Where it gets more interesting is in the deal structure for the home care and hospice assets (Kindred at Home). Initially, Humana will invest $800 million for 40% of what is now Kindred at Home, while TPG and WCAS will own 60%. However, TPG and WCAS will have the option to sell (or “put”) their 60% stake to Humana after three years, at a multiple of between 10.5x and 11.5x (depending on its achievement of certain value-based outcomes tied to clinical metrics). It’s assumed the private equity firms will exercise their option at that time, rounding out their exit.
Why it Makes Sense for Humana
Despite Wall Street’s tepid reaction to the deal (as of the date of this publication, Humana’s stock is down 3% since the transaction was announced), this transaction makes perfect sense for Humana. While their 40% share of Kindred At Home’s $2.5 billion in revenue barely moves the needle compared to their existing $54 billion, the deal will bring significant value in other ways.
“The combination of Humana At Home’s pursuit of improving care for seniors living with chronic conditions, in concert with Kindred At Home’s care delivery, will allow these important capabilities to create more effective care in a compassionate way for our members,” said William Fleming, Humana’s President – Healthcare Services. “We look forward to transforming post-acute care through a value-based approach that will deliver improved clinical outcomes, ultimately lowering medical costs. We believe this work will lead to reduced hospitalizations, reduced emergency room visits, and allow physicians and clinicians to extend their care all the way to the patient’s home.”
This is all about value. And it will bring significant value to Humana from a cost-saving perspective, as it will allow them to more closely manage their most frail (costly) client/patient population. The structure of the deal – buying 40% now and the rest later – also allows Humana to “dip their toe in the water” of Medicare home health, hospice, and community-based services while allowing sufficient time to both learn this side of the home care business and take their time to thoughtfully integrate it with their other care providers. All while partnering with a growth-oriented private equity partner.
Why it Makes Sense for Kindred
There are three main reasons this is compelling to Kindred: 1) It pays their shareholders a premium to Kindred’s recent share price; 2) It gives them a clean balance sheet and plenty of “dry powder” (cash from their equity partners) to do future deals, and; 3) It allows them to grow their core facilities-based business.
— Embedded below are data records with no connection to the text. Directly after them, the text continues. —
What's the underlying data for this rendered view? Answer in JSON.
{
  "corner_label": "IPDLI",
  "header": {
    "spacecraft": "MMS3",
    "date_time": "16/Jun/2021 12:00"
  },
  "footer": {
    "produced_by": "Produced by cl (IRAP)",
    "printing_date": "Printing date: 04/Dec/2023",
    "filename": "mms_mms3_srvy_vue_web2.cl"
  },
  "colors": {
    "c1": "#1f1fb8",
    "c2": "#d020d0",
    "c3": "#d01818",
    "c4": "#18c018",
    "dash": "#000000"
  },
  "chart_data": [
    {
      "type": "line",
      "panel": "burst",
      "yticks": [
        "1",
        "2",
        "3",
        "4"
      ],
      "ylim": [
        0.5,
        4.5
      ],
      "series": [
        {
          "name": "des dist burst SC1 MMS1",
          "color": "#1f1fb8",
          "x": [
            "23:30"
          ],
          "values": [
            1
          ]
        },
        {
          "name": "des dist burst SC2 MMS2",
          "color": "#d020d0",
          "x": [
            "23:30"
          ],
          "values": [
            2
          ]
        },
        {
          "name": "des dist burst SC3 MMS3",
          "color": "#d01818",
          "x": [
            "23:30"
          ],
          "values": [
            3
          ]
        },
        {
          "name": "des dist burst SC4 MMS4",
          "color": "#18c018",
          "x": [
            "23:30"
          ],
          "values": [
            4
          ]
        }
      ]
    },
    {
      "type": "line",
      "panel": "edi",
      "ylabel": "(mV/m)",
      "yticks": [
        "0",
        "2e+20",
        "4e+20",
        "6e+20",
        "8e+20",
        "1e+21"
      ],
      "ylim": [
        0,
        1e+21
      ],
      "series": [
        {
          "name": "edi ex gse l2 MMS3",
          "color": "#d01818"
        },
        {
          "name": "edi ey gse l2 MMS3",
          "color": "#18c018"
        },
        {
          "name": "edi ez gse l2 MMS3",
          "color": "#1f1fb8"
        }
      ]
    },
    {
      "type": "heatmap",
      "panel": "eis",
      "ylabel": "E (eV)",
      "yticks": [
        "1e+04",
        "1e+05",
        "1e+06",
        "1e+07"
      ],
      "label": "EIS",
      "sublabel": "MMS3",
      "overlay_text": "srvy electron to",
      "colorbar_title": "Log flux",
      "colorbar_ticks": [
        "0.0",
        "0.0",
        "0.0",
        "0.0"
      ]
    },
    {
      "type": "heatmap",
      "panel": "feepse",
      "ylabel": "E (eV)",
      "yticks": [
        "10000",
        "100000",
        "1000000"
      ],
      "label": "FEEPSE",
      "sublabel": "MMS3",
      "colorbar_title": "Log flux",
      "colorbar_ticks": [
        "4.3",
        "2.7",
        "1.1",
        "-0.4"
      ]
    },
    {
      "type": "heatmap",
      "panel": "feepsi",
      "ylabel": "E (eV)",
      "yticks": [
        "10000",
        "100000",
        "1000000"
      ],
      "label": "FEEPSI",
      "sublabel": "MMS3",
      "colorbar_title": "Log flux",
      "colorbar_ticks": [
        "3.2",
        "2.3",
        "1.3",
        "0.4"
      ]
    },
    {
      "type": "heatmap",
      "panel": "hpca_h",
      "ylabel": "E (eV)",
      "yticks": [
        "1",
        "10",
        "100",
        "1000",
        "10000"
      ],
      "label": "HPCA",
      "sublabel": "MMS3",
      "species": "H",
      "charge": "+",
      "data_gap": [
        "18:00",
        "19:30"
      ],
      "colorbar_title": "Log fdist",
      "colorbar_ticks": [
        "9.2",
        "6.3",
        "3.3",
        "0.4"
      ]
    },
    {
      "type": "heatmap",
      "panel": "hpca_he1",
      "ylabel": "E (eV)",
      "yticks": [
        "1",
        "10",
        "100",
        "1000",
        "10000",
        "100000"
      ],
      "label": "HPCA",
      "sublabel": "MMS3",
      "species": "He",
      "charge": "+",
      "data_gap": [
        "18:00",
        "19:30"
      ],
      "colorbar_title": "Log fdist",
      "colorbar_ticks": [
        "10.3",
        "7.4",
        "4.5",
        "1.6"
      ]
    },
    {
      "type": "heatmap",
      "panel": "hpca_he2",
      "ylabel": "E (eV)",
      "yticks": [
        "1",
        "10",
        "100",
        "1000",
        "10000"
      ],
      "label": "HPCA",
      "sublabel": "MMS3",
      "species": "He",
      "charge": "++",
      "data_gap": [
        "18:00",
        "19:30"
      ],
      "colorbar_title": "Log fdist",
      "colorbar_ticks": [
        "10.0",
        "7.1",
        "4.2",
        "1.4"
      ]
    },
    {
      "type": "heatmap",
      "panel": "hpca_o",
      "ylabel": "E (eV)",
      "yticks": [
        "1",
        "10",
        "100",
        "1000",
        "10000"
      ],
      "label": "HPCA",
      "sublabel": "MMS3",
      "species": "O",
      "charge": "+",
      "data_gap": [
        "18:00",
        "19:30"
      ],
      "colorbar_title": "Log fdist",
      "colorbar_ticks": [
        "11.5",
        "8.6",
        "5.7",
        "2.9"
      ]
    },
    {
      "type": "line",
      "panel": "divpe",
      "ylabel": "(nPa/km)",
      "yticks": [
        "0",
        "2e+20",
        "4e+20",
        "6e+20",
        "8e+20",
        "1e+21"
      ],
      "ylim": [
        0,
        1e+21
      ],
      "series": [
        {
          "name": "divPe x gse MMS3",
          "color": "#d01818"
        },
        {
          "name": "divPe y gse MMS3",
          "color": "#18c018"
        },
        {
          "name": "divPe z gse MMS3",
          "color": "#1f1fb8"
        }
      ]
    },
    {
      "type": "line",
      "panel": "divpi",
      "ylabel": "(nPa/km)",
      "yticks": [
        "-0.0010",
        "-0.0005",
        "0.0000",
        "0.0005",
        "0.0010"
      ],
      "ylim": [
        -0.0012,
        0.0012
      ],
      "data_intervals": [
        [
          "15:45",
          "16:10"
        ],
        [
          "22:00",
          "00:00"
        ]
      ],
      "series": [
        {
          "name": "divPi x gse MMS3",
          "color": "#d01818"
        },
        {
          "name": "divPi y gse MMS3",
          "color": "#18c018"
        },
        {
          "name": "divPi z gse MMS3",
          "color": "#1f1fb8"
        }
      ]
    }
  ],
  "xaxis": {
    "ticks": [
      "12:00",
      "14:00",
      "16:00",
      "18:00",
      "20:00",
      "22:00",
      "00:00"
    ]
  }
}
To expand on the first point, Kindred’s stock has underperformed since its acquisition of Gentiva. Perhaps they assumed better synergies with their facilities business that didn’t materialize as expected. Kindred stock was trading at approximately $23 per share just after the Gentiva acquisition closed in February 2015 and proceeded to nosedive to about $8.60 per share in the 12 month period after the deal was completed. It has never recovered. Since the announcement of the Humana deal, and as of the date of this article, Kindred’s shares have bounced back to $9.80 per share which, oddly, is more than the $9.00/share acquisition price – it will be interesting to see if something else is developing there.
Why it Makes Sense for TPG/WCAS
Private equity typically makes its money in a number of ways, the primary being “multiple expansion”. They buy a platform and then subsequent add-ons for a weighted-average multiple of earnings (or EBITDA). They put them all together, grow the business, and typically sell in 3-7 years, for a much higher multiple than the weighted-average multiple they paid for their acquisitions. They use leverage to amplify their returns.
In this case, it appears the entry and exit multiples are roughly the same from the equity groups’ perspective. So they must be counting on significant growth, both organically — by leveraging Humana’s population health model, and WCAS’ Innovage private duty platform (acquired in 2016) — and through future acquisitions.
What this Means for the Industry
It will be interesting to see how this plays out. Humana is certainly leading the pack in terms of developing a well-coordinated, value-based, managed care model that others may follow – eventually. In the meantime, I expect we’ll see another major player looking for acquisitions – namely Humana or its new subsidiary. Kindred has been on the M&A sidelines for over a year, has not announced a deal since August 2016, so adding a well-funded, growth-oriented buyer will certainly help strengthen the marketplace for quality home health and hospice providers.